I've ordered Castranova's book, though -- damn Amazon One-Click and my shaky mouse hand. :)

N

David K said...

N. --

I strongly empathize with your skepticism and fears about people engaging in online environments as an escape from reality rather than as a means to engage with real issue. However, I'm not ready to cede the terrain of SL to escapism and "kiddie porn."

Why are you so skeptical that people are any more removed in SL from the important issues you mentioned... environmental disasters, religious war, poverty... than they are in RL? It seems to me that I am just as likely (if not more) to interact directly in SL with someone affected directly by these issues than I am in RL.

I can tell you for a fact, that having experimented with giving my avatar an "unattractive" appearance, that prejudice based on physical appearance in virtual space seems to mirror that of the real world (people were not as outgoing with me as when I had an attractive avatar).

For examples of folks trying to solve real world problems through SL, check out the work of Global Kids (GK) and The Infinite Mind:

GK Blog re: Second Life --
http://www.holymeatballs.org/second_life/

Two videos re: GK in Second Life --
http://www.holymeatballs.org/2006/06/pod_gk_in_second_life.html

http://www.holymeatballs.org/2006/10/pod_camp_global_kids_video.html

The Infinite Mind Second Life blog --
http://www.lcmedia.typepad.com/the_infinite_mind/

David K said...

Here's an excellent (though now somewhat dated) entry from Ethan Zuckerman's blog regarding Darfur activism in SL -->

http://ethanzuckerman.com/blog/?p=545

BTW -- I was inspired to post this because today the US Holocaust Memorial Museum co-hosted an event at The Infinite Mind broadcast center on the topic of Darfur.
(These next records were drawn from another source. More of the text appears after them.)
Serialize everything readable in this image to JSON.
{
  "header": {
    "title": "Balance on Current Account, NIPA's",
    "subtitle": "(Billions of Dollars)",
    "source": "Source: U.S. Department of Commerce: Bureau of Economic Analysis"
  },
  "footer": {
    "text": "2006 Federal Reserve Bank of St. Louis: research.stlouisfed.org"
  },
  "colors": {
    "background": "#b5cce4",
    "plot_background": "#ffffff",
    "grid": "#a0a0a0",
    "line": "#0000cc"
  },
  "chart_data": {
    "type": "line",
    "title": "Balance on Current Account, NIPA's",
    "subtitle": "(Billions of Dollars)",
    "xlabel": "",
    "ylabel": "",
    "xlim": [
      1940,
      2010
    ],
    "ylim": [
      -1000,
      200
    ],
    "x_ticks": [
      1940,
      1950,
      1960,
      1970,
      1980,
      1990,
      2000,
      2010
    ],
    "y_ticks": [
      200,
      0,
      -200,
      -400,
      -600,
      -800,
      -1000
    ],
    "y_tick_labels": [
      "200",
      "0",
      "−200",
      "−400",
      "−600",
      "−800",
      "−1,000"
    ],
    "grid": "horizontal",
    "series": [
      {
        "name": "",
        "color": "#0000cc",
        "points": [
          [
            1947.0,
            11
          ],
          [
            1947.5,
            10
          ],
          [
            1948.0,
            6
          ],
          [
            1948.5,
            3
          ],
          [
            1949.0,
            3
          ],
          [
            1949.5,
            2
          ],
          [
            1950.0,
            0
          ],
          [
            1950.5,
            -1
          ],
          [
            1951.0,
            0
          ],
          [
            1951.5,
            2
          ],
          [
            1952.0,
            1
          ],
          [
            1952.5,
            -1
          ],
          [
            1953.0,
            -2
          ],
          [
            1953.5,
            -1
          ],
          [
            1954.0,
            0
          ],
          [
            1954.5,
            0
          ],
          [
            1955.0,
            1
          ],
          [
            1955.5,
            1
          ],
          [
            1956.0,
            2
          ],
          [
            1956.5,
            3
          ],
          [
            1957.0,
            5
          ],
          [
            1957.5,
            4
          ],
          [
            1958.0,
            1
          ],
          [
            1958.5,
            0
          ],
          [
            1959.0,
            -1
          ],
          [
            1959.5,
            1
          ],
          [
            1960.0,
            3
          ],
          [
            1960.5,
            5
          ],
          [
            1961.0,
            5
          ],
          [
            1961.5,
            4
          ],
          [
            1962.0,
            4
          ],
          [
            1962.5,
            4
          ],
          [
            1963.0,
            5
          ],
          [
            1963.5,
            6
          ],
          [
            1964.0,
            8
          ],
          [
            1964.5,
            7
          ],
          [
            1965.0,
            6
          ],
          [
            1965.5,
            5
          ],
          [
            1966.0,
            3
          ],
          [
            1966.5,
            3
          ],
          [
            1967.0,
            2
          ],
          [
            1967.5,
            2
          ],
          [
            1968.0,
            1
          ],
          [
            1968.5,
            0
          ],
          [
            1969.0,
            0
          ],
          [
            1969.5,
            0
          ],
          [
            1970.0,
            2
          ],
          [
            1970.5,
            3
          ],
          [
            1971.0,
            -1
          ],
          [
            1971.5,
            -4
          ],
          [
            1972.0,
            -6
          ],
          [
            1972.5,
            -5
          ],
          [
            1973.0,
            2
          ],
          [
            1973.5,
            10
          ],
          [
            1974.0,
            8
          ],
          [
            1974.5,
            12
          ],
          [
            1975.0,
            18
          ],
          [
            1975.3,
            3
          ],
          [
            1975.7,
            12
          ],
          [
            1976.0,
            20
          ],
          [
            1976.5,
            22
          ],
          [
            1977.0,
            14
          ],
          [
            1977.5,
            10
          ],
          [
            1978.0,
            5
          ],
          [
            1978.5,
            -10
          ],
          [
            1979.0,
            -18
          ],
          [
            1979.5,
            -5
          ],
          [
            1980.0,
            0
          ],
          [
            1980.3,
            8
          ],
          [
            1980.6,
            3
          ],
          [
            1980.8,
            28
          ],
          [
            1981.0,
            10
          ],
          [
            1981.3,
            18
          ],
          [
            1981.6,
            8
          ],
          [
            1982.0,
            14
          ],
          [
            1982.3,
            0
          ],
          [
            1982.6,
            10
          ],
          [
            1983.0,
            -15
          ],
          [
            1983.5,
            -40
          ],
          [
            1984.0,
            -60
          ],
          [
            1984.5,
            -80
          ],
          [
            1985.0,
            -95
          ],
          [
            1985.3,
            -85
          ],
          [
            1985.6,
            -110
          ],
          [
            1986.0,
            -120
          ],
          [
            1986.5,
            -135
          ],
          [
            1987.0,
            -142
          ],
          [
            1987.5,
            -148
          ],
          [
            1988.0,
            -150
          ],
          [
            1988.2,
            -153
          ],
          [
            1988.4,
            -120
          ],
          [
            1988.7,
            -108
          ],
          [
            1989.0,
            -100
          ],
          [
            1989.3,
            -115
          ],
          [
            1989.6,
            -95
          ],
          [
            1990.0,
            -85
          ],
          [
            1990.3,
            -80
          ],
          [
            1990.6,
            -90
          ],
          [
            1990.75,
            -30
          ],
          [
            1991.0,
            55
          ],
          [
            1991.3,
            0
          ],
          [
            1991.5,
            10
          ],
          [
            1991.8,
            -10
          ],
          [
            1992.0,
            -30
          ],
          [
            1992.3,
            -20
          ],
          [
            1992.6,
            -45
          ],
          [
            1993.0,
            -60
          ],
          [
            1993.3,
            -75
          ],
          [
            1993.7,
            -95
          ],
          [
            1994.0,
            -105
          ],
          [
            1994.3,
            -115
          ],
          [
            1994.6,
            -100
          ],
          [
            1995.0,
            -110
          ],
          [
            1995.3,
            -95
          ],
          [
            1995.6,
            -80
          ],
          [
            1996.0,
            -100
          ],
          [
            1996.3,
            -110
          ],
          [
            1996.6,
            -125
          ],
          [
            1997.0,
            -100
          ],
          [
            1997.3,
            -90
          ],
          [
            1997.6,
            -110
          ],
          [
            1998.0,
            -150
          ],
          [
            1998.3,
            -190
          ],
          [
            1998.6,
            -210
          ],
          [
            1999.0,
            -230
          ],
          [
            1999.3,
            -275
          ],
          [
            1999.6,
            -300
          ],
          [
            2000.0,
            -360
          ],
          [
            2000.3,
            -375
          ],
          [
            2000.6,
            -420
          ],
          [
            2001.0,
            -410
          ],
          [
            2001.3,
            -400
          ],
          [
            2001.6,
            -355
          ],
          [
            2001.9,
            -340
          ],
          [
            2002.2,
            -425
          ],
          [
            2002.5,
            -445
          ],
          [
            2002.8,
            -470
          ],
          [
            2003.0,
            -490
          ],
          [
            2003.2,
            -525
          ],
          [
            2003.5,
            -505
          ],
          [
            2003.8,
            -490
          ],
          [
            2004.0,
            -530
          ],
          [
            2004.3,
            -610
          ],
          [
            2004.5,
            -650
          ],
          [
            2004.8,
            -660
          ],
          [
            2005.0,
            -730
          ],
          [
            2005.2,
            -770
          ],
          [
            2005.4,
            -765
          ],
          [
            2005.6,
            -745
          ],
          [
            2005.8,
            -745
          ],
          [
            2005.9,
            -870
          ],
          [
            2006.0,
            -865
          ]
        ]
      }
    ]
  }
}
The event was well attended (~60 avatars showed up and stayed through the hour long event). A handful of press representatives were there. The Q&A was lively. Several folks lingered after the formal program ended. The event was streamed to Global Kids Island on the teen grid and youth were able to pose questions, too.

Despite all this, however, I think we missed a key opportunity. Had we followed the hour long panel presentation with a series of small group workshops, I believe that folks would have stayed to participate. I think they wanted to DO something, in addition to getting information.

Folks were hungry for information and were happy when they received tangibles (like URLs to visit). I envision future programs with multimedia kiosks and brochure dispensers, creative spaces, networking rooms, etc. I am confident that had we provided structure and tools, folks would have begun to create something -- campaigns, exhibits, petitions,... who knows? To me, this is the difference between a space like SL and the Web.